In this regard, the next day the ISA² programme of the European Commission hosted a workshop on DCAT-AP. The workshop was organised in the context of the ISA Action 1.1 and invited implementers of DCAT-AP:
● to discuss implementation challenges and good practices;
●to learn more about the DCAT-AP implementation guidelines that Action 2.1 of the ISA2 programme is developing in collaboration with DCAT-AP implementers;
● to discover more about the status of the extensions of the DCAT-AP for geospatial and statistical data;
● to discuss about tool and software support.

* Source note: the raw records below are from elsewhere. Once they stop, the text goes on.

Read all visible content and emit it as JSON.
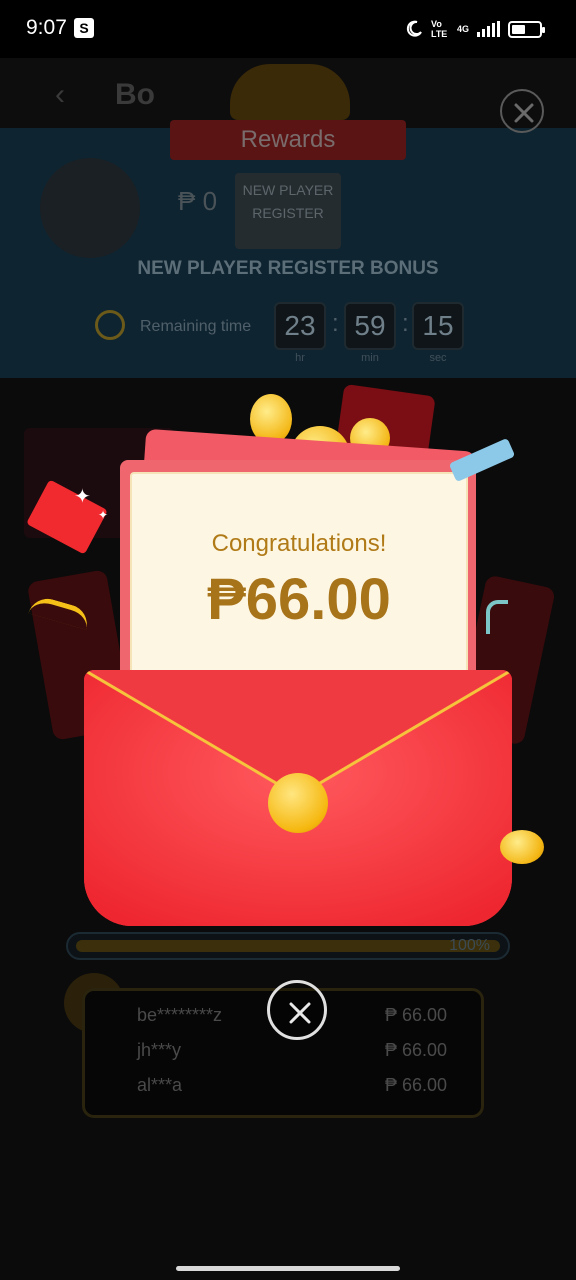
{
  "status_bar": {
    "time": "9:07",
    "s_badge": "S",
    "network_top": "4G",
    "volte": "Vo LTE",
    "battery_percent": 50
  },
  "background_page": {
    "back_glyph": "‹",
    "title": "Bo",
    "rewards_ribbon": "Rewards",
    "balance_prefix": "₱ 0",
    "chip_label": "NEW PLAYER REGISTER",
    "bonus_title": "NEW PLAYER REGISTER BONUS",
    "remaining_label": "Remaining time",
    "timer": {
      "hours": "23",
      "minutes": "59",
      "seconds": "15",
      "hr": "hr",
      "min": "min",
      "sec": "sec"
    },
    "progress_label": "100%",
    "progress_value": 1.0,
    "leaderboard": [
      {
        "name": "be********z",
        "amount": "₱ 66.00"
      },
      {
        "name": "jh***y",
        "amount": "₱ 66.00"
      },
      {
        "name": "al***a",
        "amount": "₱ 66.00"
      }
    ]
  },
  "reward_popup": {
    "congrats_text": "Congratulations!",
    "amount": "₱66.00"
  },
  "icons": {
    "top_close": "close-icon",
    "modal_close": "close-icon",
    "timer": "stopwatch-icon",
    "seal": "coin-seal-icon"
  },
  "colors": {
    "envelope_red": "#f12d36",
    "letter_bg": "#fdf6e3",
    "amount_gold": "#a8741a",
    "coin_gold": "#f5b70e"
  }
}
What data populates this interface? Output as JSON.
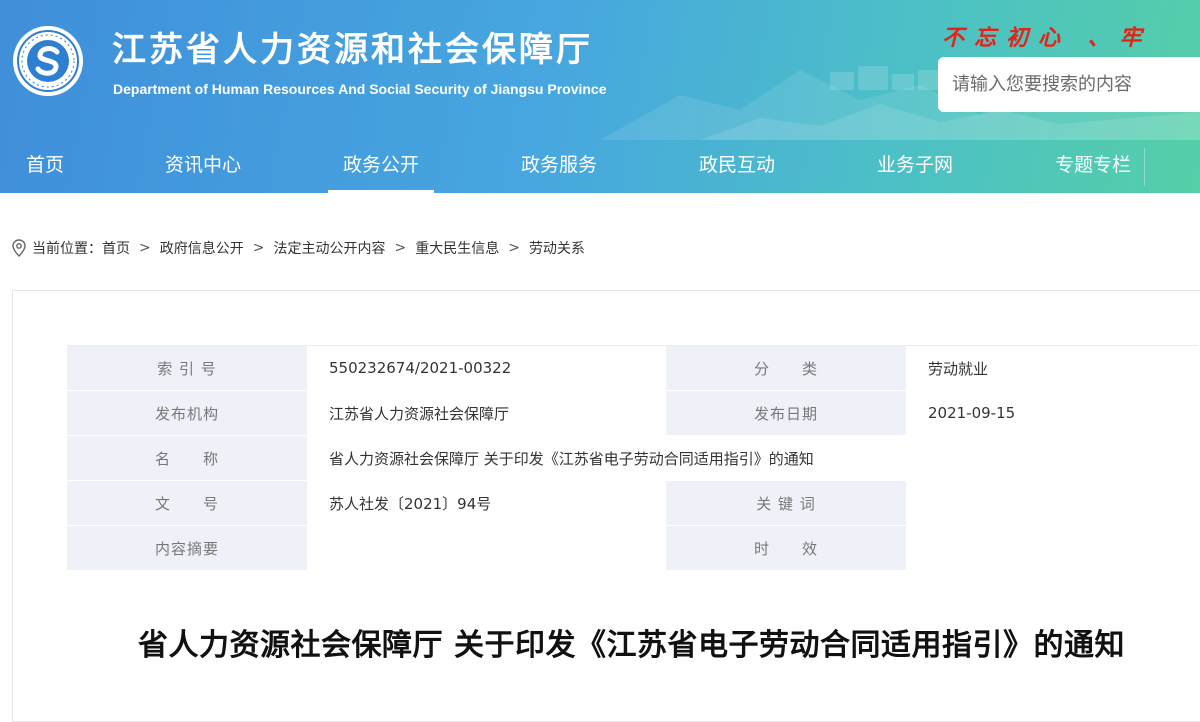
{
  "header": {
    "title": "江苏省人力资源和社会保障厅",
    "subtitle": "Department of Human Resources And Social Security of Jiangsu Province",
    "slogan": "不忘初心 、牢",
    "search_placeholder": "请输入您要搜索的内容",
    "logo_icon": "social-security-logo",
    "colors": {
      "header_start": "#3f8fd9",
      "header_end": "#55cfa8",
      "slogan": "#e2231a"
    }
  },
  "nav": {
    "items": [
      {
        "label": "首页"
      },
      {
        "label": "资讯中心"
      },
      {
        "label": "政务公开",
        "active": true
      },
      {
        "label": "政务服务"
      },
      {
        "label": "政民互动"
      },
      {
        "label": "业务子网"
      },
      {
        "label": "专题专栏"
      }
    ]
  },
  "breadcrumb": {
    "prefix": "当前位置：",
    "icon": "location-pin-icon",
    "items": [
      "首页",
      "政府信息公开",
      "法定主动公开内容",
      "重大民生信息",
      "劳动关系"
    ],
    "separator": ">"
  },
  "meta": {
    "index_label": "索 引 号",
    "index_value": "550232674/2021-00322",
    "category_label": "分　　类",
    "category_value": "劳动就业",
    "publisher_label": "发布机构",
    "publisher_value": "江苏省人力资源社会保障厅",
    "date_label": "发布日期",
    "date_value": "2021-09-15",
    "name_label": "名　　称",
    "name_value": "省人力资源社会保障厅 关于印发《江苏省电子劳动合同适用指引》的通知",
    "docno_label": "文　　号",
    "docno_value": "苏人社发〔2021〕94号",
    "keywords_label": "关 键 词",
    "keywords_value": "",
    "summary_label": "内容摘要",
    "summary_value": "",
    "validity_label": "时　　效",
    "validity_value": ""
  },
  "document": {
    "title": "省人力资源社会保障厅 关于印发《江苏省电子劳动合同适用指引》的通知"
  }
}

Currently, ISA² program promotes horizontal and reusable data standards, which are already being implemented in operating systems in order to facilitate the data interoperability at regional, national and European level. This initiative, started this year 2016 and it will last until 2020, includes an EUR 131 million programme to support the development of interoperable digital solutions, which will be available to all interested public administrations in Europe, deleting barriers between public administrations, businesses and citizens.
The SEMIC Conference has turned into the great event of semantic interoperability at international level, and this year the meeting brought together more than two hundred professionals, not only from the public sector but researchers, consultants and representatives of international projects interested in learning and making further progress in the field of open linked data, semantic technologies, eGovernment and metadata management.